Debra Wink's picture
Debra Wink
rryan's picture

That's a mighty big IF!  With that kind of money, I could get tires for the car.  I think maybe a pizza stone and a roaster lid will have to do for now.

Bob ;-)

Janknitz's picture

Just place your dough on a pre-heated stone and cover it with something for the first half of baking.  A heavy duty foil roasting pan ($1 -$3) works fine.  I bought an old enamel turkey roaster from the thrift store for a couple of dollars and I turn the deep bottom over on my longer loafs and it works fine.  

Just make sure that there's enough room for oven spring.

BTW,  your loaf has great "ears"!  Looks beautiful!

weavershouse's picture

Very nice to look at and I'd love to have a slice if you have any left.


rryan's picture

By tomorrow afternoon, it will all be gone!  What doesn't get eaten by the slice is going to end up as bread pudding. Thanks for the generous compliment.


Broc's picture

Bob --

I stopped bringing my dutch oven [Le Creuset] to such high temps... even though I removed the handle first.

Have some going right now [20% of the preferment is rye flour, and I use an inordinate amount of honey and 1 T butter/2 lb. loaf.

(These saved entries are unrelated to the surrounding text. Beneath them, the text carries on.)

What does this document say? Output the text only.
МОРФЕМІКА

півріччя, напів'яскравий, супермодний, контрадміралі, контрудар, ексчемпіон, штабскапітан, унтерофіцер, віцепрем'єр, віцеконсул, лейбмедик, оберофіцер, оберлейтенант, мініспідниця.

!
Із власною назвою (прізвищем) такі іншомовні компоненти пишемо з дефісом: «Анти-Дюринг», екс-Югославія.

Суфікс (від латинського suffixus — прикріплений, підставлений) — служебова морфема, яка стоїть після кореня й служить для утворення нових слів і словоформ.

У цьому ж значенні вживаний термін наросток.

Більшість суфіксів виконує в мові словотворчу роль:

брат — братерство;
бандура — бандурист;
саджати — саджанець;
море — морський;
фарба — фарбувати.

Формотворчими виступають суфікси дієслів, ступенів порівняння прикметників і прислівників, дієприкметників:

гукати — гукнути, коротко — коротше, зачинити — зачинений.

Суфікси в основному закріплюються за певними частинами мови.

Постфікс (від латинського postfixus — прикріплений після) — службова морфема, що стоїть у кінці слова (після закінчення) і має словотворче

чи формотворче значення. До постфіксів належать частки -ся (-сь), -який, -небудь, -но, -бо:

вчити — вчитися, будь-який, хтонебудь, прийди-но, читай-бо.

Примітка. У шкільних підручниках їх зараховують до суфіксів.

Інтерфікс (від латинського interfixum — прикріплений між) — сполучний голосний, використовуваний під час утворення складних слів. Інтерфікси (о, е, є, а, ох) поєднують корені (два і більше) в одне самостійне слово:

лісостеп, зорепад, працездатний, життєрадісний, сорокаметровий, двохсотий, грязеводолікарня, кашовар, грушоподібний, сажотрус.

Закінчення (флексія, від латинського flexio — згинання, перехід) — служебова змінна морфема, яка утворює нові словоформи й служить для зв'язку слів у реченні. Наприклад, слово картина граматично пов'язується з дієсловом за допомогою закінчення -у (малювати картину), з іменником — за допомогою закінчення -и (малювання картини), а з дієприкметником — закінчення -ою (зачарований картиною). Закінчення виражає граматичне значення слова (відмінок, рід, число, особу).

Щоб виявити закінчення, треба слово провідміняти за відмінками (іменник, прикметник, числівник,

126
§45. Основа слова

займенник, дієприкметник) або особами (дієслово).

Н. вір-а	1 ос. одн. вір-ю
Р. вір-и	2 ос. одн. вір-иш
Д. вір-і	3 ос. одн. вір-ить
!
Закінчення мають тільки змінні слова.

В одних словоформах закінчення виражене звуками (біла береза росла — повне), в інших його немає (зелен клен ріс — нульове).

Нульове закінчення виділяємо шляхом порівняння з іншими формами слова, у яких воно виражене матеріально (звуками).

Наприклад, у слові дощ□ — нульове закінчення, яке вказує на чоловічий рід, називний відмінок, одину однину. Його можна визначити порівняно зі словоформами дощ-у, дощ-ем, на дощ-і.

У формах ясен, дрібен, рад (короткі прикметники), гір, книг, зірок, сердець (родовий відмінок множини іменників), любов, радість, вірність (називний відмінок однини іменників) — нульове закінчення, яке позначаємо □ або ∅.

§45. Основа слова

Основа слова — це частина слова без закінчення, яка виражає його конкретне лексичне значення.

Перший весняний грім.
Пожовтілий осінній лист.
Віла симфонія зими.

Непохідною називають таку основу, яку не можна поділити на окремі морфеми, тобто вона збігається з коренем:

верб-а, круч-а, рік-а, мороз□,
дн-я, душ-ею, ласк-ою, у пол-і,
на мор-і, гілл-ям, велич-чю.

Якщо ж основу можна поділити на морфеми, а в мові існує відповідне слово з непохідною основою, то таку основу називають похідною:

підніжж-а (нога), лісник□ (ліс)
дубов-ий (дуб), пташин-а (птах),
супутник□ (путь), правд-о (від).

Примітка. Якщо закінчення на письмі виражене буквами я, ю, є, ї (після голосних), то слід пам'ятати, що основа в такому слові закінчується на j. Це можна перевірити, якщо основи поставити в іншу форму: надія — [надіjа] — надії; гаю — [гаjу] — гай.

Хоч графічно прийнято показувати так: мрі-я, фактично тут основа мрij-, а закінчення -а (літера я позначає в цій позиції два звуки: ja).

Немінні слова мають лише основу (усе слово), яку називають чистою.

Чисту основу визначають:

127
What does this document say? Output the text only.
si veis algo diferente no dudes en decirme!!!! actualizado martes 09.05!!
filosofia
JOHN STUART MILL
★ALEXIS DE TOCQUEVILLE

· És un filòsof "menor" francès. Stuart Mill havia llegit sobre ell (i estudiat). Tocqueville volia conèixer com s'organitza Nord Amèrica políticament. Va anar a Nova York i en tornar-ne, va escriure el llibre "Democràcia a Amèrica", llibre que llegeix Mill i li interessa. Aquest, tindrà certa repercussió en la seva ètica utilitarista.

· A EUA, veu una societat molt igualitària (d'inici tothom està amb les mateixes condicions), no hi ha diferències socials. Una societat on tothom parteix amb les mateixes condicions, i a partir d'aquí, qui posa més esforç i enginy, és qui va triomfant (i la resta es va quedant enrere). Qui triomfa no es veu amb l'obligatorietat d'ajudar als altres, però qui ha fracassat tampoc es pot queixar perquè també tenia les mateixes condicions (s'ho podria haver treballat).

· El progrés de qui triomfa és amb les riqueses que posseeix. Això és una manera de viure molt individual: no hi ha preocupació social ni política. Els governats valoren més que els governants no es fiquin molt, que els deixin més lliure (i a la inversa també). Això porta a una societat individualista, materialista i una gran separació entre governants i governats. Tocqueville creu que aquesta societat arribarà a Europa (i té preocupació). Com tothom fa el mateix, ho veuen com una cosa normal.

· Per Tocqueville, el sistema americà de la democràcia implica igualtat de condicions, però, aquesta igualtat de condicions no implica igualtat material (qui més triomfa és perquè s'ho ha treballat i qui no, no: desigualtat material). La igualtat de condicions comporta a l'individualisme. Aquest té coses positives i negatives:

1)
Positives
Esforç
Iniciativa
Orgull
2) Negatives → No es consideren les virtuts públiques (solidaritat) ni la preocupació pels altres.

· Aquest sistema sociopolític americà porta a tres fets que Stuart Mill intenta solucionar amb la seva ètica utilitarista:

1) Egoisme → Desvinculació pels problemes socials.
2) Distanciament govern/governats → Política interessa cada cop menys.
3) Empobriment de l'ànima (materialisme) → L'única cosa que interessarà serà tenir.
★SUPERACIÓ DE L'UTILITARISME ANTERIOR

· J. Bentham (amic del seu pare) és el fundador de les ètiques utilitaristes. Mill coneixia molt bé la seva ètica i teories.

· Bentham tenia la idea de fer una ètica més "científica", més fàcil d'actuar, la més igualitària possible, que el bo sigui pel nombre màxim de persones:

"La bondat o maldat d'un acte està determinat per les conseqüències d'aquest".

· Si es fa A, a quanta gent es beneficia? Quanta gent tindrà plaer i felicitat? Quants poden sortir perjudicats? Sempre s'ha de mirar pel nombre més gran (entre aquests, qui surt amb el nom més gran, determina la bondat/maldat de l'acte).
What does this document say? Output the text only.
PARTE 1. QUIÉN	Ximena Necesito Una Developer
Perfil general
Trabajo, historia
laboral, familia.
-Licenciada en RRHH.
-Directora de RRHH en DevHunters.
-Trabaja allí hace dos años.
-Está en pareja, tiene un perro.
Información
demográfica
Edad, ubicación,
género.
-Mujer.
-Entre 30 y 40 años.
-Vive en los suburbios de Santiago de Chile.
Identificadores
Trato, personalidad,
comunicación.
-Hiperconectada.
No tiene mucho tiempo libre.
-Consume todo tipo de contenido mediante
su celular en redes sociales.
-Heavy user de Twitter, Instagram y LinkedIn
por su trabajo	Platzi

I now bring it to 450F, plop the dough in, score it, and immediately drop the temp to 420F for 20 minutes, remove the lid, drop the temp to 400F and bake for another 20 minutes.  Seems to bake through better, without hot spots...

Of course, I'm decadent to baste the hot bread with salted butter, too...

I bake 4 loaves every week... my children and g-chilren gobbe it up!

FWIW -- I now use two stoneware loaf-shaped cloches... but the Creuset works just as well.

~ Best!

~ Broc


rryan's picture

Broc --

I haven't used any butter in my bread yet, but I somehow manage to get 1 or 2 tablespoons on each slice of toasted sourdough!  I make my butter and just lightly salt it to improve its flavor and keeping quality.

I'll have to try your method of turning the oven down for the uncovered baking, although I haven't noticed any hot spots....although maybe I wouldn't know one if I saw it.

I'm glad your family enjoys your bread.  My grandson will only eat the middle of the bread and avoids the crust like the plague.  His mother only feeds him store-bought balloon bread with the crust cut off.  Ruined the poor kid.


DrPr's picture

I'm just now seeing your photos and wanted to say your loaf looks beautiful.  You were concerned about the blade dragging through the loaf, but I love imperfect looking loaves- they are rustic and hand crafted. So much better than the perfect "artisan" loaves we see in the store!